´jazz band, matta, 1973 |
As insónias são para o que servem: ou planificamos o negócio sobre bonsais que nos vai confortar a reforma ou enlouquecemos; ou relê-se algo que nos trouxe alegrias e analisamos a mecânica da escrita ou a geringonça da insónia tritura-nos vivos.
Salvaguardei-me esta noite com dois dos meus hits, Nabokov e Cioran. Do romancista, o impagável «Pnin», que me devolveu uma palavra: «rododendro» – dá-me cem gramas de rododendro mal passado, por favor? – e me fulminou com um adjectivo: «toucinho opalescente.» Seria preciso escrever um livro para explicar porque é que só uma frase de Nabokov alumia um mundo. Quando se lê esta descrição: «uma cidade antiga em que a água é preciosa, com a miséria dos burros, tapetes à venda, minaretes, estrangeiros e melões, e os vibrantes pregões da manhã.», percebemos a inutilidade dos cursos de escrita criativa.

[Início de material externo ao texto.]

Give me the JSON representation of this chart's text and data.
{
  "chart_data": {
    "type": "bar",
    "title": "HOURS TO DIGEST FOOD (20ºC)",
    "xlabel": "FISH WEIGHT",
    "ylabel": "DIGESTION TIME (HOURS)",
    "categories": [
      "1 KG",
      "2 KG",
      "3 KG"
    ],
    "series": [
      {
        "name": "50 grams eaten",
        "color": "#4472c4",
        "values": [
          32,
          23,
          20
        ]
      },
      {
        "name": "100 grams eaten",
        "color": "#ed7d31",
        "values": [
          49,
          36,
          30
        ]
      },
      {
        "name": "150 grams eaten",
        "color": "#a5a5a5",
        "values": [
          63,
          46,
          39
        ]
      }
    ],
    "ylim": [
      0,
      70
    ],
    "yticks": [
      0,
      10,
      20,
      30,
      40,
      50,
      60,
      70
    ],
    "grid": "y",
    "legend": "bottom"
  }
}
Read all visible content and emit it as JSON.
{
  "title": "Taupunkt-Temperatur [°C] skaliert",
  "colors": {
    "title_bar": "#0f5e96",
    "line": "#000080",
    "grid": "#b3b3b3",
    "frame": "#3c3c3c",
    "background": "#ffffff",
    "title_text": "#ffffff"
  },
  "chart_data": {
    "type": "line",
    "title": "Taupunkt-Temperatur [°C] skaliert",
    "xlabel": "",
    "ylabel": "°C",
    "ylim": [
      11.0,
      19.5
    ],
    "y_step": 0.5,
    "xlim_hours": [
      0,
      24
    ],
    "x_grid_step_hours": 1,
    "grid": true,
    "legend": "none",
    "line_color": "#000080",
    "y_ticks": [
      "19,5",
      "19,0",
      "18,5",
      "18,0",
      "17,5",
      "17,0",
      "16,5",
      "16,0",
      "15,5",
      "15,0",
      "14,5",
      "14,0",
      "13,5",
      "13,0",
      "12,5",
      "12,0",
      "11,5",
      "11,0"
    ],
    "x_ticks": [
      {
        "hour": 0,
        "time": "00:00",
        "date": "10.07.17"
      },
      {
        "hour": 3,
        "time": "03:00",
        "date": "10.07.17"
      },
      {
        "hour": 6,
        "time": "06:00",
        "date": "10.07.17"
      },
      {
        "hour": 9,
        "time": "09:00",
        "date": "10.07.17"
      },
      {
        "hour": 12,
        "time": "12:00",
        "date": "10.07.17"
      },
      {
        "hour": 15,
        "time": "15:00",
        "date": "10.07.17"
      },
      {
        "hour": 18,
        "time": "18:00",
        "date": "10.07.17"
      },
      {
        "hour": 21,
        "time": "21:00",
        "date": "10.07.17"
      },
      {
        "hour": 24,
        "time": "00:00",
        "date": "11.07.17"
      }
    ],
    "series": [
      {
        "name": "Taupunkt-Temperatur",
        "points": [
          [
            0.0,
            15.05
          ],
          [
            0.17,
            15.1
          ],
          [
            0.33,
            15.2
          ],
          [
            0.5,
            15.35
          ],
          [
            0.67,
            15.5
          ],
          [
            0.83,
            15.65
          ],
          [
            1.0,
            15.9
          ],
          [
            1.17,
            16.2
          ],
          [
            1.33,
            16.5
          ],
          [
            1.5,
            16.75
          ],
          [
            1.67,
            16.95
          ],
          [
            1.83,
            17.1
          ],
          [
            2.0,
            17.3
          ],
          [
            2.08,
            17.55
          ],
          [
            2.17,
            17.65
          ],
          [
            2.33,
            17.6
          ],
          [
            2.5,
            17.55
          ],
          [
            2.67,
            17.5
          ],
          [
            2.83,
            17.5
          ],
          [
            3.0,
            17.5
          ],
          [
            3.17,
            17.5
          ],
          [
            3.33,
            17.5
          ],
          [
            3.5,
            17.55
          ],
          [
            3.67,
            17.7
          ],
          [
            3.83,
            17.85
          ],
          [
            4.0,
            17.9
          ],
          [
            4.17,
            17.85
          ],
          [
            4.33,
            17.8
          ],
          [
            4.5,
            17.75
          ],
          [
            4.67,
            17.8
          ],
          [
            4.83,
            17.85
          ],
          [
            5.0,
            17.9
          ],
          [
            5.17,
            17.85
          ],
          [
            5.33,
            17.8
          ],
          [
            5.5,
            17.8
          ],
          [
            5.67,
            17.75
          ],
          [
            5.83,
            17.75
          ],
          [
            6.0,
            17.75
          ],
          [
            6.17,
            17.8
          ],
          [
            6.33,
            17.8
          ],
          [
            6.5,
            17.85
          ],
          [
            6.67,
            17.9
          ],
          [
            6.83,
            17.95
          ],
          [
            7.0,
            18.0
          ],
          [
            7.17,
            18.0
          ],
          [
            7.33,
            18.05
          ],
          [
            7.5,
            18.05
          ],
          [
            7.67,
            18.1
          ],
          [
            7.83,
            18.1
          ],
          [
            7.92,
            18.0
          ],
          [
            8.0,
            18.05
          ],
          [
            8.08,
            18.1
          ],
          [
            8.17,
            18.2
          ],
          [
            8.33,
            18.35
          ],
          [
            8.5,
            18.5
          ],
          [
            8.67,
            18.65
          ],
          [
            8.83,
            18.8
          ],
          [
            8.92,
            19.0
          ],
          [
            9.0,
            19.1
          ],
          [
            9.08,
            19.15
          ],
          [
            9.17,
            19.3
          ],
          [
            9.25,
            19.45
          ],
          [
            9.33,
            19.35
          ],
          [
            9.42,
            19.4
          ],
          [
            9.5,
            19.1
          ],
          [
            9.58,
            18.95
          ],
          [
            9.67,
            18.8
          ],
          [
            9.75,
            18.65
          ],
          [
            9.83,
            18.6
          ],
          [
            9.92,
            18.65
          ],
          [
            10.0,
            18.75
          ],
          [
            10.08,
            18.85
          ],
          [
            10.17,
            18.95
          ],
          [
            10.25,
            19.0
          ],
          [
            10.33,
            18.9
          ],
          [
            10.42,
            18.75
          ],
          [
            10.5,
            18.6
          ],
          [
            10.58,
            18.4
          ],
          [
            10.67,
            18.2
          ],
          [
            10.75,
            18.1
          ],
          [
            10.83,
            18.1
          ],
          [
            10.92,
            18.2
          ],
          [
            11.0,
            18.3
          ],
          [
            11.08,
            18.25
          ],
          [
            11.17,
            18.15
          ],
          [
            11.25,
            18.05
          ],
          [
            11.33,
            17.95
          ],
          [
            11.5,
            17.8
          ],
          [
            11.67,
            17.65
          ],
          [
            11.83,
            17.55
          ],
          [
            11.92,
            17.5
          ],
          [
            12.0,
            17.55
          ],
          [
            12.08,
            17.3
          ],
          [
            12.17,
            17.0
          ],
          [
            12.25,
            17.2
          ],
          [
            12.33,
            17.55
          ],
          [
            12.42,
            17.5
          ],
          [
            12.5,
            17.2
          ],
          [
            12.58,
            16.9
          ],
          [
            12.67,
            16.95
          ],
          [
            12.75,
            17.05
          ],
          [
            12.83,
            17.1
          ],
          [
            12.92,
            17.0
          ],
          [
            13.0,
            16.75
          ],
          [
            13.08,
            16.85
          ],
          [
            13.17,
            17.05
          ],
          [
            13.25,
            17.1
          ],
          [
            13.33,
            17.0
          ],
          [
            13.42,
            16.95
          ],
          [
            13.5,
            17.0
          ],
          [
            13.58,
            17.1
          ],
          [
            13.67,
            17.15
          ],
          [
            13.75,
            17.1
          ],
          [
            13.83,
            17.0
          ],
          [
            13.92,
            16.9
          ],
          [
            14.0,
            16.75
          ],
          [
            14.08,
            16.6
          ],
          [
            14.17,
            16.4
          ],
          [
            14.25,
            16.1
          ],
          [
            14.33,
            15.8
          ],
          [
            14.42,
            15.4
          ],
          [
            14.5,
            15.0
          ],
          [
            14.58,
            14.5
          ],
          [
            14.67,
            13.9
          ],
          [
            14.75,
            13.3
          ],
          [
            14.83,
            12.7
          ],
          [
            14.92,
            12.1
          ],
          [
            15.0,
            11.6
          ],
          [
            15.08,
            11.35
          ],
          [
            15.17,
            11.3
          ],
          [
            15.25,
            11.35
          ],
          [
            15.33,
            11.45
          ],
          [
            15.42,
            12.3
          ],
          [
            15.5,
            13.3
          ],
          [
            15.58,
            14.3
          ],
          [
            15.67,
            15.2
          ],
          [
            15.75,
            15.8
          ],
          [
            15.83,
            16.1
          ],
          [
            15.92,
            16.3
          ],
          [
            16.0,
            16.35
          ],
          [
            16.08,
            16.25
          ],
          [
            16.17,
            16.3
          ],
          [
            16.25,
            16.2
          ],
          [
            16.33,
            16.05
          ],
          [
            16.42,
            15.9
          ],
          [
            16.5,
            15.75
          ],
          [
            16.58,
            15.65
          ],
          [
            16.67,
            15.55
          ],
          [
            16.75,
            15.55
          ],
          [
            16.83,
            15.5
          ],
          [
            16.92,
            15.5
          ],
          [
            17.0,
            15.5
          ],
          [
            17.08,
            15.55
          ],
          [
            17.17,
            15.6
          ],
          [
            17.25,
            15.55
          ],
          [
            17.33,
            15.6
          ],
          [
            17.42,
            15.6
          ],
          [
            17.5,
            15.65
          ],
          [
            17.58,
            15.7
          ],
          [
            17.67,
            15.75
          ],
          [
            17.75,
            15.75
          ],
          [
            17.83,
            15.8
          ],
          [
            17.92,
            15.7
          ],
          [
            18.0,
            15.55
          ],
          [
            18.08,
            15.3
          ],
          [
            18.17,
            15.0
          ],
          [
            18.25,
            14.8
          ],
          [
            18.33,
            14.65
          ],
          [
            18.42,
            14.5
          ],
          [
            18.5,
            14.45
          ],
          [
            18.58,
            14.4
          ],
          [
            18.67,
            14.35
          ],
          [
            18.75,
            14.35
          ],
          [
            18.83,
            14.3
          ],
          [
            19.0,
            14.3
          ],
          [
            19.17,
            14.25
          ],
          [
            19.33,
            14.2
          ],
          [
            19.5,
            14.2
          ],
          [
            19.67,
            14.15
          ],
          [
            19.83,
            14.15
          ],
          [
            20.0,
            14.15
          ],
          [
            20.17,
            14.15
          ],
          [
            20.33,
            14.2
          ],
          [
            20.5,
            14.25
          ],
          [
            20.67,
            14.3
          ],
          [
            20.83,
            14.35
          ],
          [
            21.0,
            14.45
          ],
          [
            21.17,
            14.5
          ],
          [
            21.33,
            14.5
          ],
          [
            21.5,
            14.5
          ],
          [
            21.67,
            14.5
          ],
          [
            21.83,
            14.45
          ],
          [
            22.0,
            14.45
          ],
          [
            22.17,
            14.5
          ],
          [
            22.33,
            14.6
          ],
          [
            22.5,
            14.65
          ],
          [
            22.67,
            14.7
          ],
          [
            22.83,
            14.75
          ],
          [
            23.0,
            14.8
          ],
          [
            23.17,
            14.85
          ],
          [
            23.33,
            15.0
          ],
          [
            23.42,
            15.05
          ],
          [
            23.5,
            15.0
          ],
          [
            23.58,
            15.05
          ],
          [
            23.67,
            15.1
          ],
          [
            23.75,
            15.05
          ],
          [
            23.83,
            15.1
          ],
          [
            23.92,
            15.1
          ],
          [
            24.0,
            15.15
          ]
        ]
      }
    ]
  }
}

Não é possível ensinar a associar a água preciosa e a miséria dos burros, os estrangeiros e os melões, ou se tem a imaginação e a crença para fazer dum inventário tão caótico algo que brilhe e resulte no encadeamento narrativo ou não se tem, ponto final.
«À sua frente um esquilo cinzento pousado no chão sobre os quadris confortáveis examinava uma pedra cor de pêssego. O vento tinha amainado e voltava agora a agitar a folhagem.» Uma pedra cor de pêssego? É Cézanne e o seu inusitado resgata a vulgaridade do cinzento. No desfecho, eu, pobre de mim, que aprendi em Hemingway, teria encurtado para “o vento voltava a agitar a folhagem”, sem dar conta que o vento vai e vem, e que essa repetição sugerida multiplica o tempo da acção tornando implícito que também o esquilo pode entretanto levantar-se dos quadris e bazar, ficando o quadro dinâmico e não estático. E é por isso que o sr. se chama Nabokov e não é um triste chamado Cabrita.
Mas depois de excursionar cinquenta páginas pelo russo-americano fui navegar nas águas do franco-romeno Emil Cioran. Um pequeno livro de aforismos, de título Sillogismes de l’amerture/Silogismos da amargura. Normalmente passamos pelas palavras numa pressa atabalhoada, com o Cioran isso não é possível, e vai-se sentindo o terreno como o cego apostado numa corrida de cem metros obstáculos: sentindo o risco não só em certas partes mas em todas as partes, e sofrendo o embate dos seus aforismos lapidares.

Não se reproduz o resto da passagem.